The melodic, hard-hitting “Melancholy Melody” reminds me of Weezer’s mid-era mix of joy and conflict. It’s followed by a quiet duet with Jane Lui, “Hear The Sound.” The third track, “Best I Can Do,” seems more in tune with contemporary pop, and the fourth, “Zombies & Cannibals,” is full of power-pop twists and turns. “By the time it hits,” I say to Friedman, “Can’t Talk Now is starting to feel rather...all over the place. Were you concerned with making a cohesive album or thinking about single-track downloads?”

“I love an album that takes me on a journey. Musicians have different techniques for mapping that out. I create a movie in my head and build the album as the soundtrack. Track one is the opening credits, giving a sense of the album’s overall tone. The second track is the beginning of the story. I’m also paying homage to the opening tracks of the White Album.

“I’ve listened to and played so many kinds of music. My memories are indelibly linked to the songs that played while my life unfolded, whether it was the Cocteau Twins, over which the joys and heartaches of relationships played out, or the Dead Kennedys helping me through the angst of high school. So, I don’t feel satisfied settling into any one genre. It wouldn’t be a true picture of who I am and what I have to say.”

Can’t Talk Now has stronger group chemistry than I feel was on your first album. Were Chris Hoffee, Jane Lui, Chris Prescott, and Carl Prescott involved in the creative process?”

“I wanted this album to sound like a band. And what better way to gel than to play live? We rehearsed, revised, and improved, performing tracks from the record around town. It wasn’t strictly about learning the songs, it was more about learning each other. Once the musical mind meld had happened, I knew it was time to record.”

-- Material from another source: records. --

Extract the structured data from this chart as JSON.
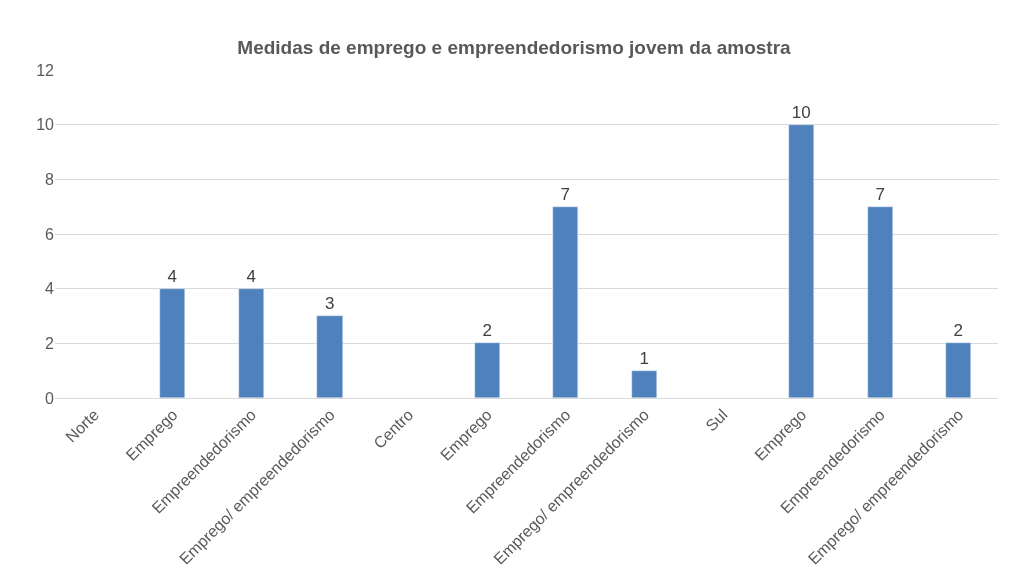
{
  "chart_data": {
    "type": "bar",
    "title": "Medidas de emprego e empreendedorismo jovem da amostra",
    "categories": [
      "Norte",
      "Emprego",
      "Empreendedorismo",
      "Emprego/ empreendedorismo",
      "Centro",
      "Emprego",
      "Empreendedorismo",
      "Emprego/ empreendedorismo",
      "Sul",
      "Emprego",
      "Empreendedorismo",
      "Emprego/ empreendedorismo"
    ],
    "values": [
      null,
      4,
      4,
      3,
      null,
      2,
      7,
      1,
      null,
      10,
      7,
      2
    ],
    "color": "#4f81bd",
    "ylim": [
      0,
      12
    ],
    "yticks": [
      0,
      2,
      4,
      6,
      8,
      10,
      12
    ],
    "grid": "y",
    "data_labels": true,
    "legend": false
  }
}
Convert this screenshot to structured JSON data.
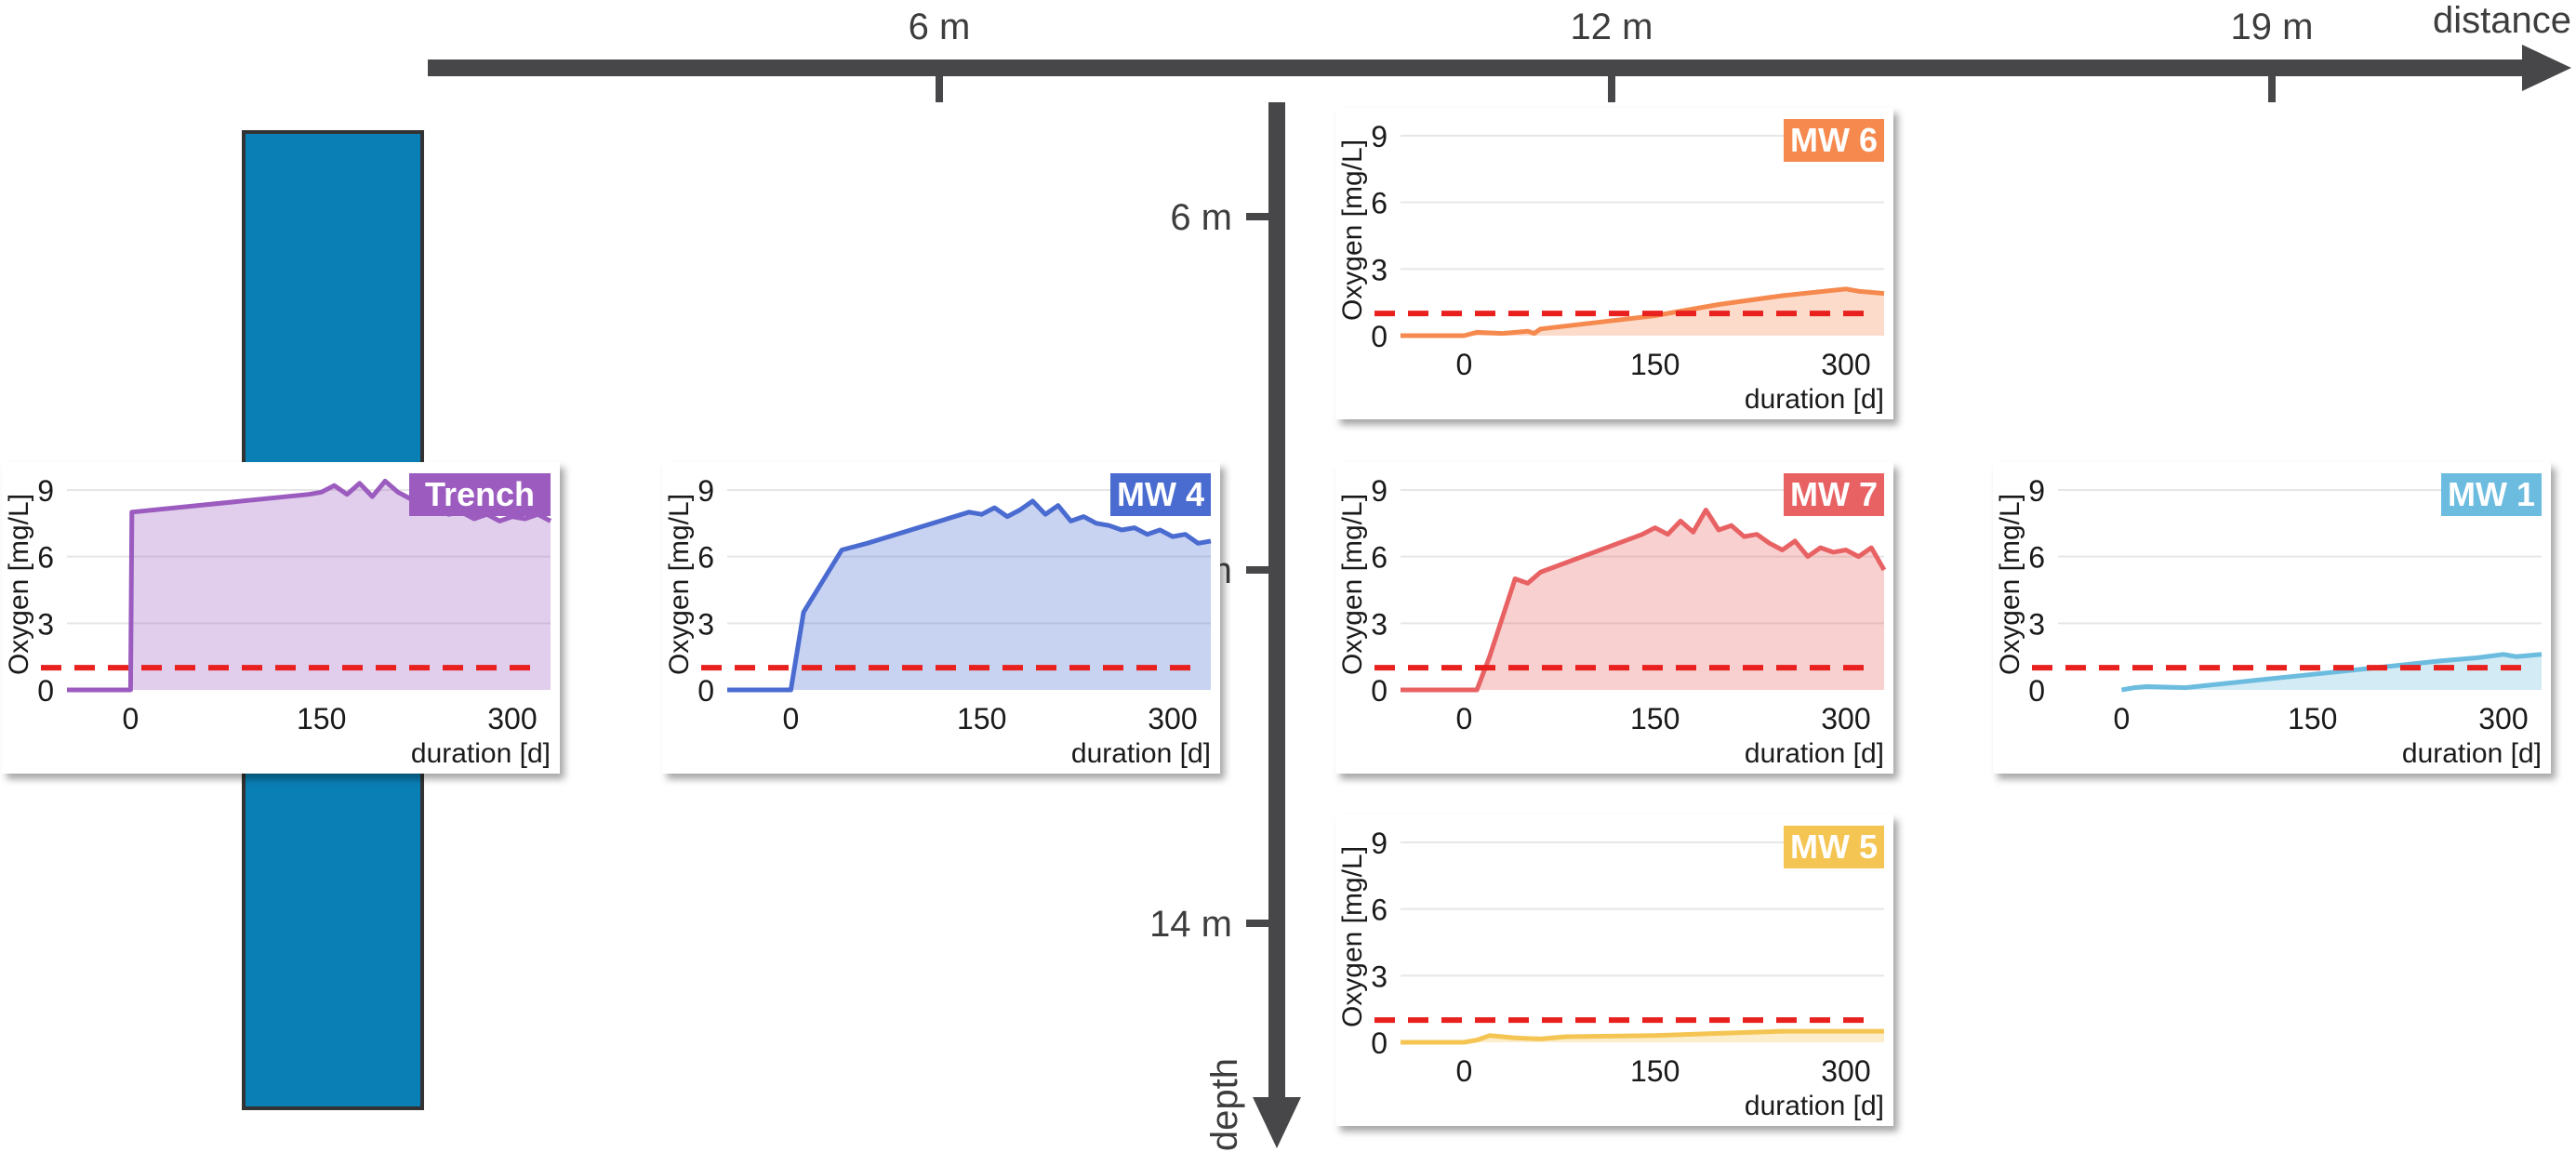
{
  "distance_axis": {
    "label": "distance",
    "ticks": [
      {
        "label": "6 m",
        "value": 6
      },
      {
        "label": "12 m",
        "value": 12
      },
      {
        "label": "19 m",
        "value": 19
      }
    ]
  },
  "depth_axis": {
    "label": "depth",
    "ticks": [
      {
        "label": "6 m",
        "value": 6
      },
      {
        "label": "10 m",
        "value": 10
      },
      {
        "label": "14 m",
        "value": 14
      }
    ]
  },
  "colors": {
    "trench_column": "#0a7fb5",
    "axis": "#474749",
    "threshold": "#e8201e",
    "Trench": "#9b5bbf",
    "MW 4": "#4a6bd0",
    "MW 6": "#f5894e",
    "MW 7": "#e86264",
    "MW 1": "#6cbcdf",
    "MW 5": "#f5c553"
  },
  "chart_data": [
    {
      "type": "area",
      "name": "Trench",
      "xlabel": "duration [d]",
      "ylabel": "Oxygen [mg/L]",
      "xlim": [
        -50,
        330
      ],
      "ylim": [
        0,
        9.5
      ],
      "xticks": [
        0,
        150,
        300
      ],
      "yticks": [
        0,
        3,
        6,
        9
      ],
      "threshold": 1,
      "x": [
        -50,
        -1,
        0,
        1,
        140,
        150,
        160,
        170,
        180,
        190,
        200,
        210,
        220,
        230,
        240,
        250,
        260,
        270,
        280,
        290,
        300,
        310,
        320,
        330
      ],
      "y": [
        0,
        0,
        0,
        8,
        8.8,
        8.9,
        9.2,
        8.8,
        9.3,
        8.7,
        9.4,
        8.9,
        8.6,
        8.2,
        8.4,
        7.9,
        8.0,
        7.7,
        7.9,
        7.6,
        7.8,
        7.7,
        7.9,
        7.6
      ]
    },
    {
      "type": "area",
      "name": "MW 4",
      "xlabel": "duration [d]",
      "ylabel": "Oxygen [mg/L]",
      "xlim": [
        -50,
        330
      ],
      "ylim": [
        0,
        9.5
      ],
      "xticks": [
        0,
        150,
        300
      ],
      "yticks": [
        0,
        3,
        6,
        9
      ],
      "threshold": 1,
      "x": [
        -50,
        0,
        10,
        40,
        60,
        140,
        150,
        160,
        170,
        180,
        190,
        200,
        210,
        220,
        230,
        240,
        250,
        260,
        270,
        280,
        290,
        300,
        310,
        320,
        330
      ],
      "y": [
        0,
        0,
        3.5,
        6.3,
        6.6,
        8.0,
        7.9,
        8.2,
        7.8,
        8.1,
        8.5,
        7.9,
        8.3,
        7.6,
        7.8,
        7.5,
        7.4,
        7.2,
        7.3,
        7.0,
        7.2,
        6.9,
        7.0,
        6.6,
        6.7
      ]
    },
    {
      "type": "area",
      "name": "MW 6",
      "xlabel": "duration [d]",
      "ylabel": "Oxygen [mg/L]",
      "xlim": [
        -50,
        330
      ],
      "ylim": [
        0,
        9.5
      ],
      "xticks": [
        0,
        150,
        300
      ],
      "yticks": [
        0,
        3,
        6,
        9
      ],
      "threshold": 1,
      "x": [
        -50,
        0,
        10,
        30,
        50,
        55,
        60,
        150,
        200,
        250,
        300,
        310,
        330
      ],
      "y": [
        0,
        0,
        0.15,
        0.1,
        0.2,
        0.1,
        0.3,
        0.9,
        1.4,
        1.8,
        2.1,
        2.0,
        1.9
      ]
    },
    {
      "type": "area",
      "name": "MW 7",
      "xlabel": "duration [d]",
      "ylabel": "Oxygen [mg/L]",
      "xlim": [
        -50,
        330
      ],
      "ylim": [
        0,
        9.5
      ],
      "xticks": [
        0,
        150,
        300
      ],
      "yticks": [
        0,
        3,
        6,
        9
      ],
      "threshold": 1,
      "x": [
        -50,
        10,
        20,
        40,
        50,
        60,
        140,
        150,
        160,
        170,
        180,
        190,
        200,
        210,
        220,
        230,
        240,
        250,
        260,
        270,
        280,
        290,
        300,
        310,
        320,
        330
      ],
      "y": [
        0,
        0,
        1.5,
        5.0,
        4.8,
        5.3,
        7.0,
        7.3,
        7.0,
        7.6,
        7.1,
        8.1,
        7.2,
        7.4,
        6.9,
        7.0,
        6.6,
        6.3,
        6.7,
        6.0,
        6.4,
        6.2,
        6.3,
        6.0,
        6.4,
        5.4
      ]
    },
    {
      "type": "area",
      "name": "MW 1",
      "xlabel": "duration [d]",
      "ylabel": "Oxygen [mg/L]",
      "xlim": [
        -50,
        330
      ],
      "ylim": [
        0,
        9.5
      ],
      "xticks": [
        0,
        150,
        300
      ],
      "yticks": [
        0,
        3,
        6,
        9
      ],
      "threshold": 1,
      "x": [
        0,
        10,
        20,
        50,
        100,
        150,
        200,
        250,
        280,
        300,
        310,
        330
      ],
      "y": [
        0,
        0.1,
        0.15,
        0.1,
        0.4,
        0.7,
        1.0,
        1.3,
        1.45,
        1.6,
        1.5,
        1.6
      ]
    },
    {
      "type": "area",
      "name": "MW 5",
      "xlabel": "duration [d]",
      "ylabel": "Oxygen [mg/L]",
      "xlim": [
        -50,
        330
      ],
      "ylim": [
        0,
        9.5
      ],
      "xticks": [
        0,
        150,
        300
      ],
      "yticks": [
        0,
        3,
        6,
        9
      ],
      "threshold": 1,
      "x": [
        -50,
        0,
        10,
        20,
        40,
        60,
        80,
        150,
        200,
        250,
        300,
        330
      ],
      "y": [
        0,
        0,
        0.1,
        0.3,
        0.2,
        0.15,
        0.25,
        0.3,
        0.4,
        0.5,
        0.5,
        0.5
      ]
    }
  ]
}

“Jane Lui recently moved to Los Angeles. Will you still be working with her?”

“Absolutely. Jane is brilliant. She comes to the studio, we set up a microphone, and she does whatever she wants. In January I started a project, ‘The Song-a-Month Club’ [gregfriedmanmusic.com/a-song-a-month], where I record a new track every month, then release it the following month. Jane and I have been collaborating on these songs remotely. I send her songs as I record them, and she sends back vocal tracks for me to add.”

Mastered by Greg Calbi (John Lennon, the Ramones), Can’t Talk Now will be released on vinyl on June 4. Artist Storm Thorgerson passed away from cancer on April 18, 2013.